The term knee-jerk reaction describes our fast responses, which may be brought on by physiological responses.
Have you ever had a fit of wrath and immediately regretted saying something? It is referred to as a knee-jerk response. Learn more about this occurrence here
Have you ever said anything in a fit of rage and then quickly wished you could take it back? Or did you ever say something out loud that humiliated you and the other person? We are all aware of the phrase, ‘Think before you speak’. But often, during an emotional moment, we tend to lose control over our words. It scars our relationship forever and unintentionally hurts the other. There is a term associated with this type of behaviour. It is called a knee-jerk reaction. Simply put, it refers to all those responses from you without thinking it through.
The knee-jerk reaction is a term that refers to our quick responses, which can be a result of our physiological reactions. For instance, when our knee is struck at the right point, it causes our leg to kick outward in a rapid response. However, this term encompasses all types of reactions that happen quickly, such as insulting someone in public, cracking a hurtful joke, or hitting someone during an argument. Although these reactions may not be intended to hurt or disrespect the other person, it can be challenging to control them.

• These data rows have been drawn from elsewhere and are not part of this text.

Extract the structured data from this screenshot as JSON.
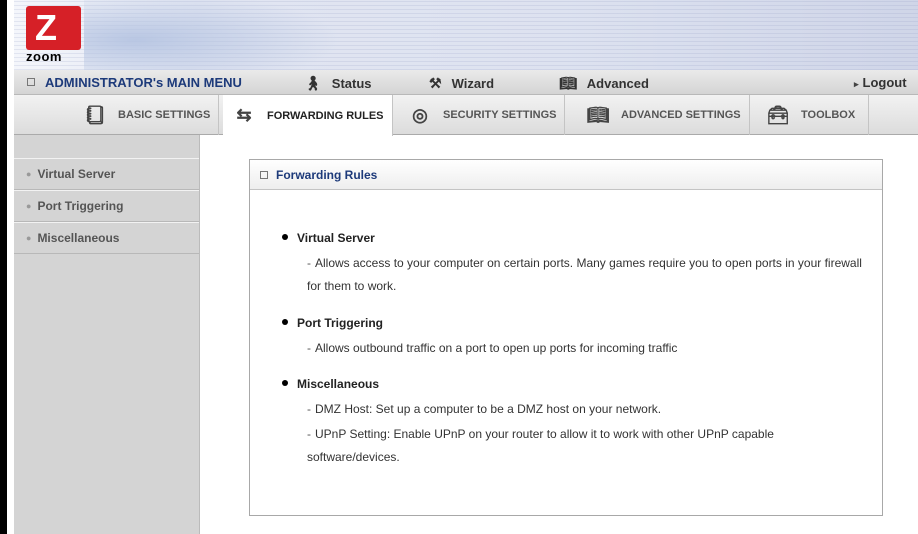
{
  "logo": {
    "word": "zoom",
    "mark": "Z"
  },
  "menubar": {
    "main_menu": "ADMINISTRATOR's MAIN MENU",
    "status": "Status",
    "wizard": "Wizard",
    "advanced": "Advanced",
    "logout": "Logout"
  },
  "tabs": [
    {
      "label": "BASIC SETTINGS",
      "icon": "notebook-icon"
    },
    {
      "label": "FORWARDING RULES",
      "icon": "arrows-icon"
    },
    {
      "label": "SECURITY SETTINGS",
      "icon": "shield-icon"
    },
    {
      "label": "ADVANCED SETTINGS",
      "icon": "book-icon"
    },
    {
      "label": "TOOLBOX",
      "icon": "toolbox-icon"
    }
  ],
  "active_tab": "FORWARDING RULES",
  "sidebar": {
    "items": [
      {
        "label": "Virtual Server"
      },
      {
        "label": "Port Triggering"
      },
      {
        "label": "Miscellaneous"
      }
    ]
  },
  "panel": {
    "title": "Forwarding Rules",
    "sections": [
      {
        "title": "Virtual Server",
        "lines": [
          "Allows access to your computer on certain ports. Many games require you to open ports in your firewall for them to work."
        ]
      },
      {
        "title": "Port Triggering",
        "lines": [
          "Allows outbound traffic on a port to open up ports for incoming traffic"
        ]
      },
      {
        "title": "Miscellaneous",
        "lines": [
          "DMZ Host: Set up a computer to be a DMZ host on your network.",
          "UPnP Setting: Enable UPnP on your router to allow it to work with other UPnP capable software/devices."
        ]
      }
    ]
  },
  "colors": {
    "menu_text": "#1d3a7a",
    "logo_red": "#d62027",
    "sidebar_bg": "#d4d4d4"
  }
}
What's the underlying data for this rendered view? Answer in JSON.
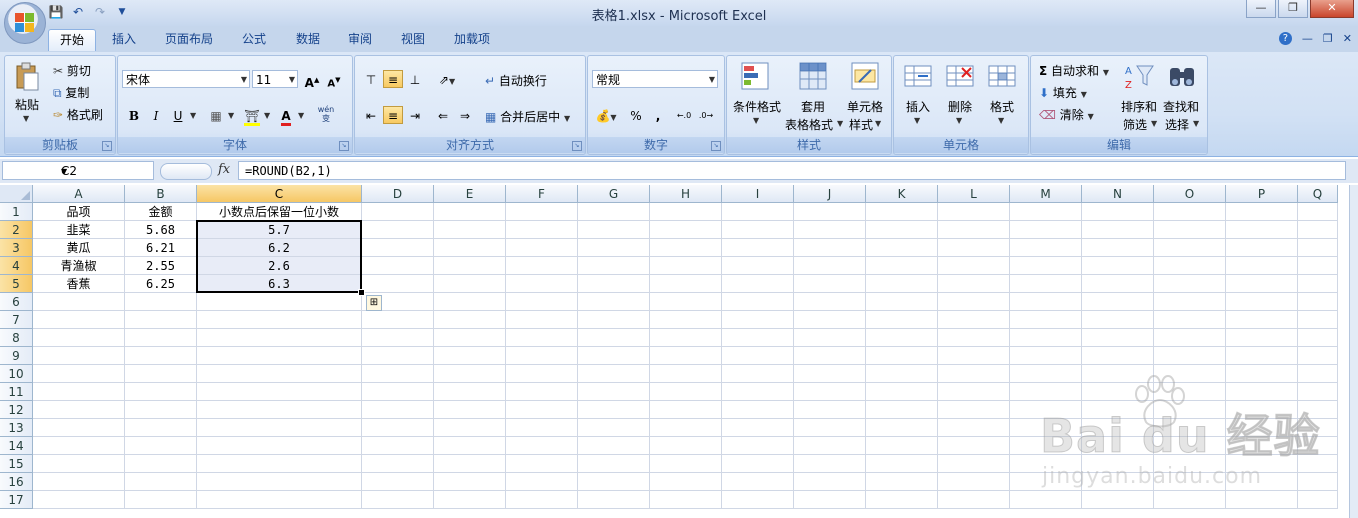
{
  "window": {
    "title": "表格1.xlsx - Microsoft Excel",
    "controls": [
      "minimize",
      "restore",
      "close"
    ]
  },
  "quick_access": [
    "save-icon",
    "undo-icon",
    "redo-icon",
    "customize-icon"
  ],
  "tabs": [
    {
      "label": "开始",
      "active": true
    },
    {
      "label": "插入"
    },
    {
      "label": "页面布局"
    },
    {
      "label": "公式"
    },
    {
      "label": "数据"
    },
    {
      "label": "审阅"
    },
    {
      "label": "视图"
    },
    {
      "label": "加载项"
    }
  ],
  "ribbon": {
    "clipboard": {
      "label": "剪贴板",
      "paste": "粘贴",
      "cut": "剪切",
      "copy": "复制",
      "format_painter": "格式刷"
    },
    "font": {
      "label": "字体",
      "font_name": "宋体",
      "font_size": "11",
      "bold": "B",
      "italic": "I",
      "underline": "U",
      "phonetic": "wén"
    },
    "alignment": {
      "label": "对齐方式",
      "wrap": "自动换行",
      "merge": "合并后居中"
    },
    "number": {
      "label": "数字",
      "format": "常规",
      "percent": "%",
      "comma": ","
    },
    "styles": {
      "label": "样式",
      "conditional": "条件格式",
      "table_line1": "套用",
      "table_line2": "表格格式",
      "cell_styles_line1": "单元格",
      "cell_styles_line2": "样式"
    },
    "cells": {
      "label": "单元格",
      "insert": "插入",
      "delete": "删除",
      "format": "格式"
    },
    "editing": {
      "label": "编辑",
      "autosum": "自动求和",
      "fill": "填充",
      "clear": "清除",
      "sort_line1": "排序和",
      "sort_line2": "筛选",
      "find_line1": "查找和",
      "find_line2": "选择"
    }
  },
  "formula_bar": {
    "name_box": "C2",
    "fx": "fx",
    "formula": "=ROUND(B2,1)"
  },
  "sheet": {
    "columns": [
      "A",
      "B",
      "C",
      "D",
      "E",
      "F",
      "G",
      "H",
      "I",
      "J",
      "K",
      "L",
      "M",
      "N",
      "O",
      "P",
      "Q"
    ],
    "selected_column": "C",
    "rows": [
      "1",
      "2",
      "3",
      "4",
      "5",
      "6",
      "7",
      "8",
      "9",
      "10",
      "11",
      "12",
      "13",
      "14",
      "15",
      "16",
      "17"
    ],
    "selected_rows": [
      "2",
      "3",
      "4",
      "5"
    ],
    "data": [
      [
        "品项",
        "金额",
        "小数点后保留一位小数"
      ],
      [
        "韭菜",
        "5.68",
        "5.7"
      ],
      [
        "黄瓜",
        "6.21",
        "6.2"
      ],
      [
        "青渔椒",
        "2.55",
        "2.6"
      ],
      [
        "香蕉",
        "6.25",
        "6.3"
      ]
    ]
  },
  "watermark": {
    "brand": "Bai du 经验",
    "url": "jingyan.baidu.com"
  },
  "colors": {
    "accent": "#15428b",
    "selection_header": "#f6c765",
    "selection_fill": "#e8ecf7",
    "ribbon_bg": "#dbe7f7"
  }
}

Therapist Elizabeth Earnshaw offered some advice for those who experience knee-jerk reactions and listed a few things they can do in such circumstances:
- Be mindful: A simple yet effective way to prevent knee-jerk reactions is to practice mindfulness. When faced with an emotional trigger, it can be challenging to control your response. However, by being aware of your choice of words and taking a moment to reflect before speaking, you can prevent potential harm. Try repeating your thoughts in your mind before speaking out loud. This may help you recognize any harshness or negativity in your words and give you the opportunity to rephrase them in a more thoughtful and respectful manner.
- Stop and breathe: This practice helps one be mindful. Rage, anxiety, and stress can indirectly affect how we think or speak. Taking a moment to breathe can calm your nerves. Then you can start thinking with a clear mind. You have a chance to speak and react more sensibly. This will prevent a lot of relationships from breaking.
- Take note of your reactions: The therapist says that one needs to notice their knee-jerk reactions and make a different choice. To start with, one can take a mental note of some of their reactions in the past and determine instances when they are more likely to throw a fit. Identifying their trigger points can prevent scarring more relationships in the future.
- Respond with a boundary: When you inherently start respecting other people’s boundaries, it is unlikely that you will react indifferently. Make sure to tell yourself that there is a limit to which you can drag an argument or a joke.